How Automation Solves the Biggest Pain Points in Data Science
- Thought Leadership
While most of the attention in the world of AI and Machine Learning is on the algorithms themselves, most data scientists often worry not about the outcome, but instead on the steps involved in arriving at that outcome. The reason for this is simple: building AI and ML models is tedious, complicated, requires a multitude of subject matter experts, and is a highly manual process. In our blogs, we have often highlighted the multiple steps necessary to build useful AI and ML models through data science. Today’s article focuses on what data science teams can do to accelerate the building of models, while still achieving the goal of building valuable AI/ML models. As a refresher, below is an illustration of the complexity and multi-step nature of the data science process. To understand the benefits of automation in data science, we first have to know where the most manual work is involved, and how automation could benefit.
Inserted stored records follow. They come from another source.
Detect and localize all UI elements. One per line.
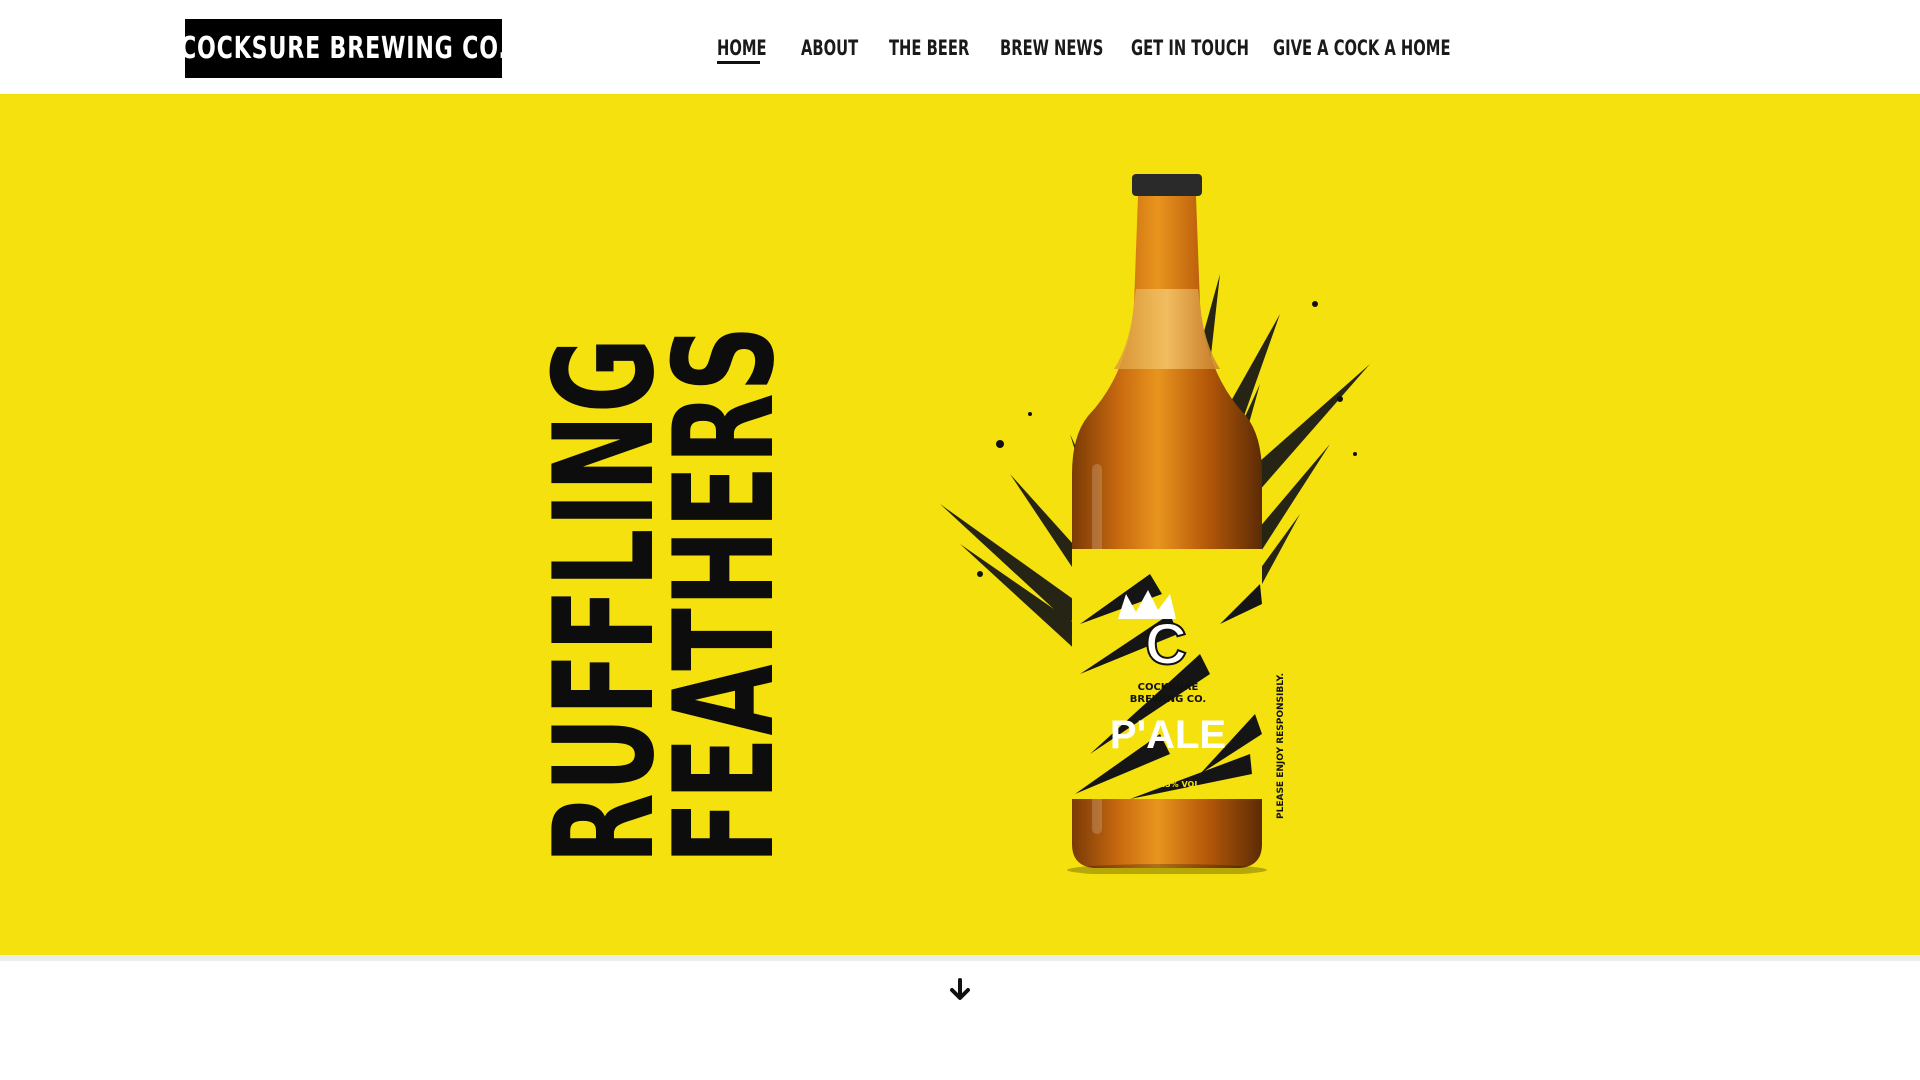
label-volume: 330ML [1148, 764, 1189, 777]
section-divider [0, 955, 1920, 961]
nav-the-beer-label: THE BEER [889, 36, 970, 60]
beer-bottle-image: C COCKSURE BREWING CO. P'ALE 330ML ALC 4… [940, 174, 1370, 874]
nav-get-in-touch-label: GET IN TOUCH [1131, 36, 1249, 60]
nav-about[interactable]: ABOUT [801, 28, 874, 68]
nav-give-a-cock-a-home-label: GIVE A COCK A HOME [1273, 36, 1451, 60]
nav-give-a-cock-a-home[interactable]: GIVE A COCK A HOME [1273, 28, 1501, 68]
arrow-down-icon [950, 978, 970, 1000]
active-underline [717, 61, 760, 64]
label-side-text: PLEASE ENJOY RESPONSIBLY. [1276, 673, 1286, 819]
main-nav: HOME ABOUT THE BEER BREW NEWS GET IN TOU… [0, 28, 1920, 68]
label-logo-letter: C [1145, 612, 1187, 677]
label-brand-line-2: BREWING CO. [1130, 694, 1206, 705]
tagline-line-2: FEATHERS [644, 324, 805, 865]
nav-get-in-touch[interactable]: GET IN TOUCH [1131, 28, 1282, 68]
hero-section: RUFFLING FEATHERS C COCKSURE BREWING CO.… [0, 94, 1920, 955]
nav-home-label: HOME [717, 36, 767, 60]
nav-brew-news-label: BREW NEWS [1000, 36, 1104, 60]
site-header: COCKSURE BREWING CO. HOME ABOUT THE BEER… [0, 0, 1920, 94]
label-abv: ALC 4.5% VOL [1137, 780, 1200, 789]
nav-brew-news[interactable]: BREW NEWS [1000, 28, 1132, 68]
nav-about-label: ABOUT [801, 36, 859, 60]
label-brand-line-1: COCKSURE [1138, 682, 1199, 693]
nav-home[interactable]: HOME [717, 28, 781, 68]
nav-the-beer[interactable]: THE BEER [889, 28, 992, 68]
scroll-down-button[interactable] [946, 976, 974, 1004]
hero-tagline: RUFFLING FEATHERS [524, 324, 805, 864]
label-product-name: P'ALE [1110, 713, 1226, 757]
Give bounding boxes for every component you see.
At the heart of all AI/ML models is data – lots of data. In most cases, the data necessary to build AI/ML models live in disparate systems, often made by different vendors, each with its own set of data tables, structures, and fields of data. Before you even get to your AI/Ml model, you most likely started by building a data warehouse to collect, consolidate, and normalize all those systems into one unified repository – problem solved? Not quite.
The problem with most data warehouse deployments is that IT departments do not build them with a single purpose in mind. It’s rare to build a data warehouse just to build AI/ML models; instead, it typically supports a host of initiatives from ad-hoc reporting to business intelligence to AI/ML development. That’s where the problem for AI/ML begins. Because data warehouses need to support a broad range of use-cases, much of the data prep and data cleansing needed for AI/ML use-cases is missing. Connecting to your data warehouse and prepping and cleaning your data with AI/ML development in mind is the first step in the manual data science process. Automation can provide significant time savings by identifying and correcting gaps in data and problems that may skew models.
Although data prep and cleansing are significant hurdles in the AI/ML development lifecycle, they pale in comparison to the effort needed to build feature tables. For data science, the challenge is that even in a data warehouse, information is available in relational tables that combine data in modular ways to allow for a multitude of use-cases and reporting scenarios. The data science workflow, on the other hand, requires a purpose-built flat table with all relevant columns of data needed to build the AI/ML models. Building this flat table is the most critical – and most time-consuming – step in the data science process.
Beyond the technical complexities of building SQL code that efficiently combines multiple columns from multiple tables, there is also the challenge of the usefulness of the columns retrieved. For example, when developing a customer churn model, having a column of data that quantifies how much revenue a customer is worth would be beneficial, but having a column that identifies a client’s main phone number, on the other hand, might not be necessary. This type of hypothesis, test, validation, and repeat process is a critical part of building a useful feature table and requires much time and the involvement of subject matter experts that are familiar with the data and can provide guidance as to which columns might give the most benefit.
Automating the feature engineering process is the ultimate goal of any data science automation platform. Early attempts at this were limited to using already built “features” to derive new ones. For example, a feature table with total revenue and number of orders might help create “average order value” through a simple mathematical equation. This type of feature creation is valuable but ultimately does not save any time in developing the original feature table necessary. However, recent advances in AutoML platforms have allowed the creation of new platforms that can leverage
AI to build feature tables “on the fly.” This new type of “AutoML 2.0” products connect directly to your data warehouse and leverage AI to dynamically develop and evaluate millions of possible feature table combinations. Even with this approach, however, it’s essential also to have a second, critical step: feature evaluation. That’s because using “brute force” to build every possible feature is not valuable, since most features will be of little or no use. Again, an AI-based evaluation and scoring system can help the system determine which AI-discovered features are most likely beneficial to our model.
When discussing data science automation, most people immediately think of Automated Machine Learning – or AutoML. AutoML, however, does not address the entire spectrum of challenges in the data science process. Where traditional AutoMl does provide benefit is in the selection and optimization of Machine Learning Algorithms. With a feature table built, AutoML tools can help select ML algorithms, train and validate models and provide visual displays to compare results in a fraction of the time needed to perform the same task by hand. But the focus should not be limited to algorithm tuning and optimization, the traditional area of automation for data science. . Instead the goal should be to leverage automation to streamline the end-to-end data science process from data collection, preprocessing to building models accurately and efficiently. The final piece of the puzzle, often overlooked, is the model deployment and operationalization. Many customers use AWS orchestration software or have custom software for operationalizing ML models. Whether it is container based deployment at the edge, REST APIs or code generation, operationalizing ML models is the last frontier that determines if AutoML will deliver value.
As discussed earlier, the data science process has many elements, some of which are easier to automate than others. While we have not covered all the possible automation available to data scientists, we have discussed some of the most critical – automating data management and the creation and evaluation of features in preparation for ML selection. By focusing on automating feature engineering and data prep, data science teams can dramatically reduce their development times and develop AI/ML models in days – instead of months.